Several Pete's Harbor residents pulled up anchor by Tuesday to meet an eviction date while approximately 20 remained past the midnight deadline either to protest or because they'd received an extension on leaving.
The refusal of some tenants to vacate the premises will most likely set course for court. Seven of the tenants can't move their boats due to engine problems, said spokeswoman Alison Madden. Some tenants were also given more time to make arrangements if they had mechanical issues or could not yet move into their planned new location.
An appeal is still pending before the City Council at the end of the month but, despite that possible outcome, the eviction by owner Paula Uccelli still stands, said spokesman Adam Alberti.
"The date stands regardless. In essence, Paula is going out of business as a harbor operator,” he said.
On Tuesday, the actual eviction date, Alberti announced that Pete's Harbor staff were available to ease any transition or answer questions. A few Occupy Redwood City members had arrived to bolster the tenants who had dug their heels in the sand but the situation was otherwise civil, he said.
An inquiry to the Occupy group for confirmation went unanswered.
As of late Tuesday, Alberti said Uccelli was still hopeful to have the tenants leave because going to court would end up being more time consuming and their presence was stalling the restoration and maintenance she must do to the piers before transferring the lease to developer Pauls Corp. which plans a 411-unit waterfront housing development.
On Wednesday, Madden said 20 boats with approximately 25 people remained, including the seven with engine problems. The others, she said, include a disabled and retired elderly man, a veteran who needs access to the Veterans Administration medical facility and a mother whose kids are enrolled in local schools.
Six to 10 slips fall outside the area of Uccelli's lease so some tenants there are staying, too, Madden said.

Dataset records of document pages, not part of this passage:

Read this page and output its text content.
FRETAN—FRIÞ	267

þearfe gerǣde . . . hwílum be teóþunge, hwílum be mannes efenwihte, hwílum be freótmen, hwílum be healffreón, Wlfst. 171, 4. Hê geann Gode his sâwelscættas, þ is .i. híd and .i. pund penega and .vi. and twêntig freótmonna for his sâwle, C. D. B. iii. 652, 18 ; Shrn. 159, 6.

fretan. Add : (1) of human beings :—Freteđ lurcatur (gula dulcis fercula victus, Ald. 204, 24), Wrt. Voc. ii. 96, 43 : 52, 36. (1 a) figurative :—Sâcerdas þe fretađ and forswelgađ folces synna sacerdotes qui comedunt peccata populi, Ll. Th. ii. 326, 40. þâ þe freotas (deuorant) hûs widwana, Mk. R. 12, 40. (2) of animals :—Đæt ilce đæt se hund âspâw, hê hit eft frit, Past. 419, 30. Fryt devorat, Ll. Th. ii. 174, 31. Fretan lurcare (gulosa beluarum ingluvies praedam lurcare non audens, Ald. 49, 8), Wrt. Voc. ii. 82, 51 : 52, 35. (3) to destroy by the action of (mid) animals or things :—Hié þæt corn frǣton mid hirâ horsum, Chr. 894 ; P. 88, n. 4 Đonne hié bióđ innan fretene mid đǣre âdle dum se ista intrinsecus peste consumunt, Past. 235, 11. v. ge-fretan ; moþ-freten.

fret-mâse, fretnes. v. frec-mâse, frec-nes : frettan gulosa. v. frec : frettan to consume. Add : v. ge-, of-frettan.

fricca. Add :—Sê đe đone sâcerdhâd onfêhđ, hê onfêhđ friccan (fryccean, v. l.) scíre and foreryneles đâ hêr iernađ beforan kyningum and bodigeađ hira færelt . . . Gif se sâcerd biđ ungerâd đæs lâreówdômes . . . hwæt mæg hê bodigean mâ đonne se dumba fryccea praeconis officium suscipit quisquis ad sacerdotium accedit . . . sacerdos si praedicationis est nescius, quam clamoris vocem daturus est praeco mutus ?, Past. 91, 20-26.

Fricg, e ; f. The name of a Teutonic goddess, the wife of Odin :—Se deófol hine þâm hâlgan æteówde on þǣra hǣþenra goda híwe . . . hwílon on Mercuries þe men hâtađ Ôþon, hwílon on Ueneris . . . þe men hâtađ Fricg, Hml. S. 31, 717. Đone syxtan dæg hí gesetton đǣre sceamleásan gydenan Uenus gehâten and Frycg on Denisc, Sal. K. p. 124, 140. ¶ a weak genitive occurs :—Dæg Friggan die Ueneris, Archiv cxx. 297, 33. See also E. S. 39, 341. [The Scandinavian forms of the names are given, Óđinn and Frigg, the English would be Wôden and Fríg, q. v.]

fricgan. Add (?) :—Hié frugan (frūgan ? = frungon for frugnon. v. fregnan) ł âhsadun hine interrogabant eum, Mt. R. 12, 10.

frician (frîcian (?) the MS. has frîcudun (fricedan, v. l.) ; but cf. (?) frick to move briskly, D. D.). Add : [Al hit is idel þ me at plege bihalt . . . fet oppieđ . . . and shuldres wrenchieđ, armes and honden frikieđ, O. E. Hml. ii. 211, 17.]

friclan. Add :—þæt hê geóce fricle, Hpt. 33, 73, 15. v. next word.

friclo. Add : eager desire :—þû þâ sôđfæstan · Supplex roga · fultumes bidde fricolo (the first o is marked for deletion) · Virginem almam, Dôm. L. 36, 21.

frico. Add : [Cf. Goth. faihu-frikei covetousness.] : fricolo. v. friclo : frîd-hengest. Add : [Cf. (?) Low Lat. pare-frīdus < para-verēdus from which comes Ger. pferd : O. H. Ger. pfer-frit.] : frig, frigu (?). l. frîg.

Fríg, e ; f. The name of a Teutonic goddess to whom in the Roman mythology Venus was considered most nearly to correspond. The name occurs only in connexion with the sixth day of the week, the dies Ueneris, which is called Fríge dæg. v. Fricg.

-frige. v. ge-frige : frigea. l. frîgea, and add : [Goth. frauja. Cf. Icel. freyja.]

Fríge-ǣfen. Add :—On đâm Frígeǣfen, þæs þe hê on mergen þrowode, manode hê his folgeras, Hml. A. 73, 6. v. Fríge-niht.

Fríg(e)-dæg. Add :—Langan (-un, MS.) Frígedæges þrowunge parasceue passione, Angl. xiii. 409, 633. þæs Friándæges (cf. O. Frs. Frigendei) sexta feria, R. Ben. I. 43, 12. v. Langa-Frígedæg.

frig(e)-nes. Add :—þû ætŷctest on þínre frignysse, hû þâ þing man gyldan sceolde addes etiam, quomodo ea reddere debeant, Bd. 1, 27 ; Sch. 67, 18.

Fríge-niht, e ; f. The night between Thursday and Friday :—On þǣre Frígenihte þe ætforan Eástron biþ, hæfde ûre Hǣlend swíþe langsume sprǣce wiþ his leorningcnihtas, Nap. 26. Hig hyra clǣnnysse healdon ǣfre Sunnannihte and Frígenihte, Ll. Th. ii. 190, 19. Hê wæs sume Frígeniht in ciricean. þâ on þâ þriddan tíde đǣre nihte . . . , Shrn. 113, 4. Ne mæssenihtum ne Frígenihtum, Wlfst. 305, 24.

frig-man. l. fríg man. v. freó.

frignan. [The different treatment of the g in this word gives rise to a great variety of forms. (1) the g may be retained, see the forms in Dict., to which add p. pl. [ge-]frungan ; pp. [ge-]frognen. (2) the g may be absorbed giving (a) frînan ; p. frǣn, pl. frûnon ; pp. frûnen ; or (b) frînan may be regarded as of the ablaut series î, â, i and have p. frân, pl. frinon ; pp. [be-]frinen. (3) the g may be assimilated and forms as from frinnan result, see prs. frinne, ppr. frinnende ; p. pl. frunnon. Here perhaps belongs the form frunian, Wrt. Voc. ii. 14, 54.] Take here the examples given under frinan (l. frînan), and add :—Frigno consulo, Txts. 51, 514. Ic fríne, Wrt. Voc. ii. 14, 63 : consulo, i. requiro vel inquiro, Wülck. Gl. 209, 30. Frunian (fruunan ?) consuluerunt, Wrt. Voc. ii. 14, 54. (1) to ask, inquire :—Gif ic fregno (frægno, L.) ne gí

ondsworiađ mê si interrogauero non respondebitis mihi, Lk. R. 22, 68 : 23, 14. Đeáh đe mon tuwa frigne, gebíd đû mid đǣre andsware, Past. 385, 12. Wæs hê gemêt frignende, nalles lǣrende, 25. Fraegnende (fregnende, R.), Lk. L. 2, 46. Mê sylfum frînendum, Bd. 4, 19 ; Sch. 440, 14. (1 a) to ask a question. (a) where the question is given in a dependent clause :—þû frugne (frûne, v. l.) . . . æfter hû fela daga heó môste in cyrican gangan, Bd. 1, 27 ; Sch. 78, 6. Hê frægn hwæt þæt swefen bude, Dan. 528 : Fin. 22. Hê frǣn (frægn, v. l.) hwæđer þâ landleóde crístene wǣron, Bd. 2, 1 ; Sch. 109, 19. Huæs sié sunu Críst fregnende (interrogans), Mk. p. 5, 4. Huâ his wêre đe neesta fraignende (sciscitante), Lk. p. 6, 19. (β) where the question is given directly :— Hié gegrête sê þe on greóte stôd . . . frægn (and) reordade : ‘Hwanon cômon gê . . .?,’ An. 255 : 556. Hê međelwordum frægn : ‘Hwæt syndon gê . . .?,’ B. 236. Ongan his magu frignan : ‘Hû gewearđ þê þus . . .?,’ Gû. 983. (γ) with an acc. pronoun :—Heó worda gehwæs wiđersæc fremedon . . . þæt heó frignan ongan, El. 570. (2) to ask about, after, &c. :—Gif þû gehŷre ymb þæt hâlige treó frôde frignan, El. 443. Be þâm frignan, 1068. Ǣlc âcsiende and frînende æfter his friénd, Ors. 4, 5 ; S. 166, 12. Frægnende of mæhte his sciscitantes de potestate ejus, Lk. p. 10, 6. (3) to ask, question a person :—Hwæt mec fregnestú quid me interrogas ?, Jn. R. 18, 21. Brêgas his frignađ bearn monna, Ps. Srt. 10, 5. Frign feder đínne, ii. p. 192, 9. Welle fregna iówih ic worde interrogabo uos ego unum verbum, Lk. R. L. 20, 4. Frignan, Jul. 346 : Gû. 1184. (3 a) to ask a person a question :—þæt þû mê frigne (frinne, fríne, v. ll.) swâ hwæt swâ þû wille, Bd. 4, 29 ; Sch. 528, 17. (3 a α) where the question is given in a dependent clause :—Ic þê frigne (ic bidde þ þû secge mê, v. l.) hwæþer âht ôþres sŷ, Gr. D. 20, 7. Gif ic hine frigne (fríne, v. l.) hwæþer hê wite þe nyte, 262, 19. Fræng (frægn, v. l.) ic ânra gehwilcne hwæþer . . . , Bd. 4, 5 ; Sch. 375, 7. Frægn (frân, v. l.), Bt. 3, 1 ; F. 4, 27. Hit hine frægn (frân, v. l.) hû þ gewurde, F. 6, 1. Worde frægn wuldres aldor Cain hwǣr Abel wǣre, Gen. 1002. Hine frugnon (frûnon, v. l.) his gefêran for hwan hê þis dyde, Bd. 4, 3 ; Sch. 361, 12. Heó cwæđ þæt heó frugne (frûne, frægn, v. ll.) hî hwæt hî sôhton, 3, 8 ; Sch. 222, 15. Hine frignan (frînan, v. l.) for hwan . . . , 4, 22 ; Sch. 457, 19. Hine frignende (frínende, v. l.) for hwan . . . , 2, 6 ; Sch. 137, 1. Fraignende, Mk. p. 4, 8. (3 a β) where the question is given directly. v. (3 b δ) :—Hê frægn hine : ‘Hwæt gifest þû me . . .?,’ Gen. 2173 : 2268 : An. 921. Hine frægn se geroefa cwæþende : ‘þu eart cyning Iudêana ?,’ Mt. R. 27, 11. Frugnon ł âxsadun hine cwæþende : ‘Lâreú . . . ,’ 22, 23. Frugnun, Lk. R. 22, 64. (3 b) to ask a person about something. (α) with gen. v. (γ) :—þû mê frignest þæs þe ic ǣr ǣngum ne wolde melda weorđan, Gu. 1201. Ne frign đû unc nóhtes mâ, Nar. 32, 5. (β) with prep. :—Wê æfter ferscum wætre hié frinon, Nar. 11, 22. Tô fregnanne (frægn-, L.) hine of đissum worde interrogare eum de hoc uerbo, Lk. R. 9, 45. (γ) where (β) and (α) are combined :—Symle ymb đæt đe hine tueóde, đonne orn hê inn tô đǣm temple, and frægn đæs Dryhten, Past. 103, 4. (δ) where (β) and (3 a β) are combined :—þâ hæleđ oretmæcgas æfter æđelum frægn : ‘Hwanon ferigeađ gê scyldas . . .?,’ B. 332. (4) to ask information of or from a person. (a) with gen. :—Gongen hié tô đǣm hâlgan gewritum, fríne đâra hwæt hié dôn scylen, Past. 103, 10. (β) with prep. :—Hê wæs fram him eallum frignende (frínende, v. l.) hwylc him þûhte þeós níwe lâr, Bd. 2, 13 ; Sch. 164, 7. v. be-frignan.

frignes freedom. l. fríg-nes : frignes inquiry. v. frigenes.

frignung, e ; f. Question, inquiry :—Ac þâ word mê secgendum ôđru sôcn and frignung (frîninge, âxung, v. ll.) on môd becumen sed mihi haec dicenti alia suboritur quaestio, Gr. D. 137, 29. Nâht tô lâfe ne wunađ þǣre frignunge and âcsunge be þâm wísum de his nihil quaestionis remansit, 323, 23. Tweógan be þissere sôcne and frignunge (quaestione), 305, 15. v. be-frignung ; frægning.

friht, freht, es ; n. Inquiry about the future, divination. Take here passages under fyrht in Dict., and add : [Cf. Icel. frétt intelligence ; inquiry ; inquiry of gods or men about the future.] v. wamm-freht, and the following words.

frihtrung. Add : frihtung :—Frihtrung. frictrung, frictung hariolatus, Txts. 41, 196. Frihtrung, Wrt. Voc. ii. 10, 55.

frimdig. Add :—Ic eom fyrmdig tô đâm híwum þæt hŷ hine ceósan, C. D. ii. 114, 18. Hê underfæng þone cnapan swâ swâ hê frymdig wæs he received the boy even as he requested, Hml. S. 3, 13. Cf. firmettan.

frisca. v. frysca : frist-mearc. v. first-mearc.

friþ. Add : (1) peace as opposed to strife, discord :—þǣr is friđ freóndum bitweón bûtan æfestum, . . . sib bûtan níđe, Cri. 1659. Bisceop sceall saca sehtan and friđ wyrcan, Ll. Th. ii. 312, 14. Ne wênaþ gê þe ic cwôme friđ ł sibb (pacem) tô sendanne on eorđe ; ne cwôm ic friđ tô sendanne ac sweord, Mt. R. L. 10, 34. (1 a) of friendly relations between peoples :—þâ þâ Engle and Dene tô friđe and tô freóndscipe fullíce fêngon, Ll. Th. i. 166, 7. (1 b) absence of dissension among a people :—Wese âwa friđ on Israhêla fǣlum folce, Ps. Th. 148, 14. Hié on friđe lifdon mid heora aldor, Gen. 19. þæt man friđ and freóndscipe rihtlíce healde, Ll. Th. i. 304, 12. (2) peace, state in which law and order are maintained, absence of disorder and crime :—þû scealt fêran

Last week, a judge denied a temporary restraining order request but the group is still hopeful about a lawsuit claiming that Uccelli didn't have the right to evict them because she doesn't have permission from the state commission from which she leases the land. The suit claims the land is required to be operated as a commercial marina and harbor which Uccelli's plans do not include so she is therefore in breach.
Uccelli's representatives counter the transfer should be allowed because she paid $409,253.24 for 18 years of back rent and interest to the State Lands Commission which paves the way for the lease transfer.
The battle between Uccelli and the tenants began last fall when she alerted them of development plans and the Jan. 15 eviction date for those living at the 60-year-old marina founded by her late husband, Pete Uccelli.